The treatment of lung cancer with MPE involves both local therapy (symptom relief) and systemic therapy (control of primary tumors and metastases)25. The goal of local therapy is primarily to alleviate dyspnea, reduce effusion recurrence, and improve quality of life. The main local treatment modalities include therapeutic thoracentesis, pleurodesis, hyperthermic intrathoracic chemotherapy, intrapleural drug perfusion, and indwelling pleural catheter. These approaches, which focus solely on managing MPE without targeting the primary tumor, were categorized as “untreated” in our study. In contrast, systemic therapy aims to inhibit tumor progression and prolong patient survival, encompassing systemic chemotherapy, targeted therapy, immune checkpoint inhibitors, and anti-angiogenic therapy. Among these, our study found that targeted therapy provided the greatest benefit to patients compared to all other treatment modalities. Based on the nomogram developed in our study and the risk stratification of patients (low-risk, moderate-risk, high-risk, and very high-risk groups), specific treatment recommendations can be made. For patients in the low-risk or moderate-risk groups, regular systemic therapy is strongly recommended, as these groups achieved median survival times of 27 months and 22 months, respectively. For patients in the high-risk group, long-term systemic therapy may be considered based on their financial situation, although the potential benefit is relatively limited, with a median survival time of only 8 months. For patients in the very high-risk group, the focus should be on reducing MPE and improving quality of life, given their short median survival time of just 2 months.

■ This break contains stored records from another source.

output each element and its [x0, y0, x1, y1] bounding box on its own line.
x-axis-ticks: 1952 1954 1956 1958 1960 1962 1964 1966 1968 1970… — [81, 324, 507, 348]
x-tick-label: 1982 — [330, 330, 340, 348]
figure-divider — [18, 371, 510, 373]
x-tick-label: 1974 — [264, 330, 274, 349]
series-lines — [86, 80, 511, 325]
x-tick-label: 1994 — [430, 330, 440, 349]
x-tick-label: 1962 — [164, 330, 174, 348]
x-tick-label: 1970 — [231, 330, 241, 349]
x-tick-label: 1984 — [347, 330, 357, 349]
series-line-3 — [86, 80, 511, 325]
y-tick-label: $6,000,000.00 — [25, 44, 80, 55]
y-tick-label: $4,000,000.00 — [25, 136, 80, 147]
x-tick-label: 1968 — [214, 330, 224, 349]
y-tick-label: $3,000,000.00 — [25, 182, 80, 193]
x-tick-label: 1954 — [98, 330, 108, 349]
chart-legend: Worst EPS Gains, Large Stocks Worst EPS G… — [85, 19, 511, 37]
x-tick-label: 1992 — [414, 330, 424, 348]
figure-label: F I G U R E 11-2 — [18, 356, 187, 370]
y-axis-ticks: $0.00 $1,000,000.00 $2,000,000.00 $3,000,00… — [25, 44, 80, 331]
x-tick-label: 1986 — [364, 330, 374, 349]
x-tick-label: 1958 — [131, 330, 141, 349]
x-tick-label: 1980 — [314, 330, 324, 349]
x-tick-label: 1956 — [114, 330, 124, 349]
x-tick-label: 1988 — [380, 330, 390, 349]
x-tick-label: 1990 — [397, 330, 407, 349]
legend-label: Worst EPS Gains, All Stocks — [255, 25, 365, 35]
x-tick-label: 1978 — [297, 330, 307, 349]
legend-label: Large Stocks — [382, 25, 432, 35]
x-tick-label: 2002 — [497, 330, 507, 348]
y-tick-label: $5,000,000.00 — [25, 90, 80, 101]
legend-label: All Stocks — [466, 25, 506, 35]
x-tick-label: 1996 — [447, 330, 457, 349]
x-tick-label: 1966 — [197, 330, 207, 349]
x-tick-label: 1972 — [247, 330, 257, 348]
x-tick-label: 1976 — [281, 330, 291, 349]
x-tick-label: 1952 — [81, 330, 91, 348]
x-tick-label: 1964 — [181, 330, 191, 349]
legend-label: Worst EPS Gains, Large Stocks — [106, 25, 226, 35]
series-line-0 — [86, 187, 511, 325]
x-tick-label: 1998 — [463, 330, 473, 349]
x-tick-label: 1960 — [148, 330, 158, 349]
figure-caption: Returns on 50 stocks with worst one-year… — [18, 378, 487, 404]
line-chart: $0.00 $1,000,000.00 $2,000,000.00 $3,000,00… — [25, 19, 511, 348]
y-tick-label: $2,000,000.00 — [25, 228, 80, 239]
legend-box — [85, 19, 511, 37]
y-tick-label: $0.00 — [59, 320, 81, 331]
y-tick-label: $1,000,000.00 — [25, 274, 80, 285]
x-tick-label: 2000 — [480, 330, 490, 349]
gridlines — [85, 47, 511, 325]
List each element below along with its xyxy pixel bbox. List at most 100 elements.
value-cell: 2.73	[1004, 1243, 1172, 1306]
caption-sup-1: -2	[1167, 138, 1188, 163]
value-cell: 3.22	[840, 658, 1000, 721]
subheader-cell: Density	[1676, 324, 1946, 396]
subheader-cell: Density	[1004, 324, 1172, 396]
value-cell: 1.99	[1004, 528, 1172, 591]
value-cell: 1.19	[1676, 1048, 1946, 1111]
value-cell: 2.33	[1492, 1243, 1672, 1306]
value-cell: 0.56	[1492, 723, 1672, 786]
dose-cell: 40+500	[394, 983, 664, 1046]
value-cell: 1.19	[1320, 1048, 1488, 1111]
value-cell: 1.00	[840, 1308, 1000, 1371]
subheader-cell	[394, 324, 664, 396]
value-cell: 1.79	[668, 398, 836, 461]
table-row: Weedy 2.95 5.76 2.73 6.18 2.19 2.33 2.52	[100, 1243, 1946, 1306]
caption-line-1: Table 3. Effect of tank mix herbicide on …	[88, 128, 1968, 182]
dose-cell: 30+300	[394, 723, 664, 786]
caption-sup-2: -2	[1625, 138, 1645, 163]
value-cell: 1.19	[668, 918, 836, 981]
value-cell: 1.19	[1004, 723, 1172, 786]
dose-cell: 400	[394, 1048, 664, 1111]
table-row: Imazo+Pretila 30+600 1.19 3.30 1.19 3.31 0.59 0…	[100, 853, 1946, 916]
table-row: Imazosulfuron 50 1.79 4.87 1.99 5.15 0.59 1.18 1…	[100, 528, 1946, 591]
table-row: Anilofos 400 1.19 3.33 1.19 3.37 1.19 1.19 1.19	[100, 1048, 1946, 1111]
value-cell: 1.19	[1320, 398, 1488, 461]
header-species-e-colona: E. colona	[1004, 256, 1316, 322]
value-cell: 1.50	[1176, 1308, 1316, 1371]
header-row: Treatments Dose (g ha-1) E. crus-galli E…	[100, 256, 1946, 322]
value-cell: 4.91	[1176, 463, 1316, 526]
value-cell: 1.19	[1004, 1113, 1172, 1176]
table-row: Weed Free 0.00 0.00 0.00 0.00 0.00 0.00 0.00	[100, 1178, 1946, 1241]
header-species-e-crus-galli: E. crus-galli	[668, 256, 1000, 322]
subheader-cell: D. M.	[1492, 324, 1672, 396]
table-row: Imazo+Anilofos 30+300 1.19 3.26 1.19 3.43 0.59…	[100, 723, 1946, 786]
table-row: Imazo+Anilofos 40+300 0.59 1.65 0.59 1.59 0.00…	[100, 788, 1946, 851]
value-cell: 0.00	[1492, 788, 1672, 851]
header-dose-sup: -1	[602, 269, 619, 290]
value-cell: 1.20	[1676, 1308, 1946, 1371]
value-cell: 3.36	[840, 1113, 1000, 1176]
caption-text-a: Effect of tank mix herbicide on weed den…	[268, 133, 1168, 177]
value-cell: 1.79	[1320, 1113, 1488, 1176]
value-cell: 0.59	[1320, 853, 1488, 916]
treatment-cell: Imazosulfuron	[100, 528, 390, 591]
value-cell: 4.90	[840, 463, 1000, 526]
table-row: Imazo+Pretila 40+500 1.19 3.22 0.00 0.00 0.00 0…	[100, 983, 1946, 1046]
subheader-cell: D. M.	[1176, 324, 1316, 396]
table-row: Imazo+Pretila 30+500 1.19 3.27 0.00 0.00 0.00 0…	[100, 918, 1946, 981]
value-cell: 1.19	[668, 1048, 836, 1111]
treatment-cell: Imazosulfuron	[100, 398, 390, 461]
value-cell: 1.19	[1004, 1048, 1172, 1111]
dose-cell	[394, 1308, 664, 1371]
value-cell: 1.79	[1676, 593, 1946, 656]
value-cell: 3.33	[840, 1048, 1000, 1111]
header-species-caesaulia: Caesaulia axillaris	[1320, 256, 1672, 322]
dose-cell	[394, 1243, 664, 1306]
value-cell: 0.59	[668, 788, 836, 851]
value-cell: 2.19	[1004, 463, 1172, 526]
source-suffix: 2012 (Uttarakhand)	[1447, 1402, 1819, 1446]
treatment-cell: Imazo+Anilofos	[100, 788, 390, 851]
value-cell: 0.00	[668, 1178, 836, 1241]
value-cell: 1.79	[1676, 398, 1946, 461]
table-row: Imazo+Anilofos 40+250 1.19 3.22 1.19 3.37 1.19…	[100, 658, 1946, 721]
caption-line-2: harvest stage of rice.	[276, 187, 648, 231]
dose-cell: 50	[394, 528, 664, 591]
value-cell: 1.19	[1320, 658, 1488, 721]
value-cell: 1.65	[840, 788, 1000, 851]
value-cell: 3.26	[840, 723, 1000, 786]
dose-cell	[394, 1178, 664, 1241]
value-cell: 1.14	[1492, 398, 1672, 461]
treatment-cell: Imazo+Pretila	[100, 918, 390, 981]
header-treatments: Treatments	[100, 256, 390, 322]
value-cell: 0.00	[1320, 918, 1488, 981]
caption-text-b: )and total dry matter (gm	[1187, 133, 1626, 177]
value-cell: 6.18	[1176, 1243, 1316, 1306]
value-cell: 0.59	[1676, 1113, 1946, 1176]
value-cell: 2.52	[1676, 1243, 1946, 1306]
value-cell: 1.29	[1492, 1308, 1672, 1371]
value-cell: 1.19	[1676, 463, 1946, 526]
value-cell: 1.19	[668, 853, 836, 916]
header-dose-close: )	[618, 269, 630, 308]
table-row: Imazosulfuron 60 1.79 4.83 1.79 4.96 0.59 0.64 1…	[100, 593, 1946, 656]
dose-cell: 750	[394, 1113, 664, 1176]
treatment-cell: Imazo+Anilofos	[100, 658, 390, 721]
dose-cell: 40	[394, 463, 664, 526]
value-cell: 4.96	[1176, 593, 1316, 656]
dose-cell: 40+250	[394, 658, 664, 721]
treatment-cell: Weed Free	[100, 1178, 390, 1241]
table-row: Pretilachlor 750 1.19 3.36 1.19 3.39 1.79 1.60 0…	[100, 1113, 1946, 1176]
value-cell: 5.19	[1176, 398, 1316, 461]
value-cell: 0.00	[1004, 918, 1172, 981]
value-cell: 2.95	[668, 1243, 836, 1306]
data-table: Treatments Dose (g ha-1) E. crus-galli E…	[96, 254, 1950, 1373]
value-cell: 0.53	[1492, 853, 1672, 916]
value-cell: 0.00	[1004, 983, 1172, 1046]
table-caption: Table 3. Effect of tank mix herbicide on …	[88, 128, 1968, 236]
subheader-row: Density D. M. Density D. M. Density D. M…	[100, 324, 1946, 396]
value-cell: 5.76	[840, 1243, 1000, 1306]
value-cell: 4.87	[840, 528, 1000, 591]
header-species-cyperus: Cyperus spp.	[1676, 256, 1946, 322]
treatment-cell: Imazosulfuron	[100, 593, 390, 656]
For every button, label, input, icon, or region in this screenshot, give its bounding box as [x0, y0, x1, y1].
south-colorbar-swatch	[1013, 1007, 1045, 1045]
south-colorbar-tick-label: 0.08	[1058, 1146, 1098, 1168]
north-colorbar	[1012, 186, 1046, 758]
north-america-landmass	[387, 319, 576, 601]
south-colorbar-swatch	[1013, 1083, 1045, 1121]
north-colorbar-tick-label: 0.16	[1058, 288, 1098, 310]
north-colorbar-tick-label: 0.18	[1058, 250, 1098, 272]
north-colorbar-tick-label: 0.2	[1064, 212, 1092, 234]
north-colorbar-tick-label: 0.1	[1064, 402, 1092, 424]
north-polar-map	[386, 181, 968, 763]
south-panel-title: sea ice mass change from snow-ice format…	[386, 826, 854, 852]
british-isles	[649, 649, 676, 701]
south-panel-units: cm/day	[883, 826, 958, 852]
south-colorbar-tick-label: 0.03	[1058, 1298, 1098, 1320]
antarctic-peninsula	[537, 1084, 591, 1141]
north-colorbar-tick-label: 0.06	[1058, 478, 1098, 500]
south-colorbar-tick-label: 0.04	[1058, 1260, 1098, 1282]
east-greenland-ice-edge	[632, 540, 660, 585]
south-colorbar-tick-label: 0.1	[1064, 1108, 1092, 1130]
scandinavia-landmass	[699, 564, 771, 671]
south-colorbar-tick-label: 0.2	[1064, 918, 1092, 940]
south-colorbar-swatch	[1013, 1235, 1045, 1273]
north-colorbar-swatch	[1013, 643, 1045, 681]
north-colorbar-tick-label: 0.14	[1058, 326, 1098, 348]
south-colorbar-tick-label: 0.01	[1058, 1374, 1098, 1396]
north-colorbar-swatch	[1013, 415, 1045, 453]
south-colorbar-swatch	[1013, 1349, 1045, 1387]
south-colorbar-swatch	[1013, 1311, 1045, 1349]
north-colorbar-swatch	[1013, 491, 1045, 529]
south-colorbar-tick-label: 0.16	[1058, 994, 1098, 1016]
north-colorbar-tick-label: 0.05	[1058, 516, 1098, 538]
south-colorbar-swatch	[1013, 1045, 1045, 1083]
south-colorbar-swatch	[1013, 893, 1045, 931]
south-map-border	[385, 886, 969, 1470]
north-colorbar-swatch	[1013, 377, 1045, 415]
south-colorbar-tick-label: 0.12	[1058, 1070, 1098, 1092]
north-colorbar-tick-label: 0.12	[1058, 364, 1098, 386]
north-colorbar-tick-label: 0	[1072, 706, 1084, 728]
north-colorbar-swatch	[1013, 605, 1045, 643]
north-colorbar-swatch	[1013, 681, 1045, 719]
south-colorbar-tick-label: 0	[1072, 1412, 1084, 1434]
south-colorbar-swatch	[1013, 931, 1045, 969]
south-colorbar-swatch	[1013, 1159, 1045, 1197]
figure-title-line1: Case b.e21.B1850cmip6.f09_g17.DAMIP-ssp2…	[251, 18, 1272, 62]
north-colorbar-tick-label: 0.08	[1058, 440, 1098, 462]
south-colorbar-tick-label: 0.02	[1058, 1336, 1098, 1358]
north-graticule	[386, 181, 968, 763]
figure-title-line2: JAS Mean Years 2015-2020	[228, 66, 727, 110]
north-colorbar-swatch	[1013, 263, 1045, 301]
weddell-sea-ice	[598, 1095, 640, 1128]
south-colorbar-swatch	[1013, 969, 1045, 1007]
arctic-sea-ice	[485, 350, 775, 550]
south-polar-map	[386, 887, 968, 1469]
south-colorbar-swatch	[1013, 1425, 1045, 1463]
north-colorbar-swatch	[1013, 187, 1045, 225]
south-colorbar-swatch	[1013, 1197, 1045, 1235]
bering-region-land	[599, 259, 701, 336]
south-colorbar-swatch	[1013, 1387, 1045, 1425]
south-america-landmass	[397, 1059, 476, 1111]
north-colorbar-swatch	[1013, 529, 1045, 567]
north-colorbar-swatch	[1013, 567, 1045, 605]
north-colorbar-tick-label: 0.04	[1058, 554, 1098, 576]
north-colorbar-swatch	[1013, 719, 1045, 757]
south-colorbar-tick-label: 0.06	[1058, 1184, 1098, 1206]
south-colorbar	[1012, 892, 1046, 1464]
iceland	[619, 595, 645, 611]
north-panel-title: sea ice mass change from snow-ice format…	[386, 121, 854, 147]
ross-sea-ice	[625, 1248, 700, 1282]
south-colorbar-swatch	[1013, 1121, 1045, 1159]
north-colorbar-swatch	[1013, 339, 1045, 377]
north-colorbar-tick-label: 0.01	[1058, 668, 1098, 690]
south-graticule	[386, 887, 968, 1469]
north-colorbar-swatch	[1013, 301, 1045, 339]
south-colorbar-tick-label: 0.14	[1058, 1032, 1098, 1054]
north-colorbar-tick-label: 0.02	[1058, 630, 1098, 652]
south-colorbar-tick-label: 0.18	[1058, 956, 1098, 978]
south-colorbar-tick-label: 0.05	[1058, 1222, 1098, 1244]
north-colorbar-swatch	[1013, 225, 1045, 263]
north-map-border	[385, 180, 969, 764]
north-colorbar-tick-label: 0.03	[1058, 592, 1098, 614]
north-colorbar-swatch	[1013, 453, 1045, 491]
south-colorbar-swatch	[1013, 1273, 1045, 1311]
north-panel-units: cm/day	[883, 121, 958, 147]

Despite the strong predictive performance of the nomogram, this study has several limitations. First, the analysis was limited to patients’ laboratory and basic clinical data, lacking an evaluation of lung cancer imaging features. Incorporating tumor imaging characteristics might further enhance the nomogram’s predictive accuracy. Second, although external validation was performed, the external dataset was relatively small. Therefore, additional validation with larger and more diverse samples from various regions is required to enhance the generalizability and reliability of the model.

Conclusion

In this study, we comprehensively assessed the predictive performance of nine machine learning models for prognostication in lung cancer patients with MPE. Our analysis revealed that the LR model, based on key predictors such as treatment regimen, presence of pericardial effusion, and total pleural effusion volume, demonstrated the best performance in terms of accuracy, calibration, and clinical utility. The nomogram derived from this model enables effective risk stratification, offering clinicians a practical tool for early prognostic assessment and intervention.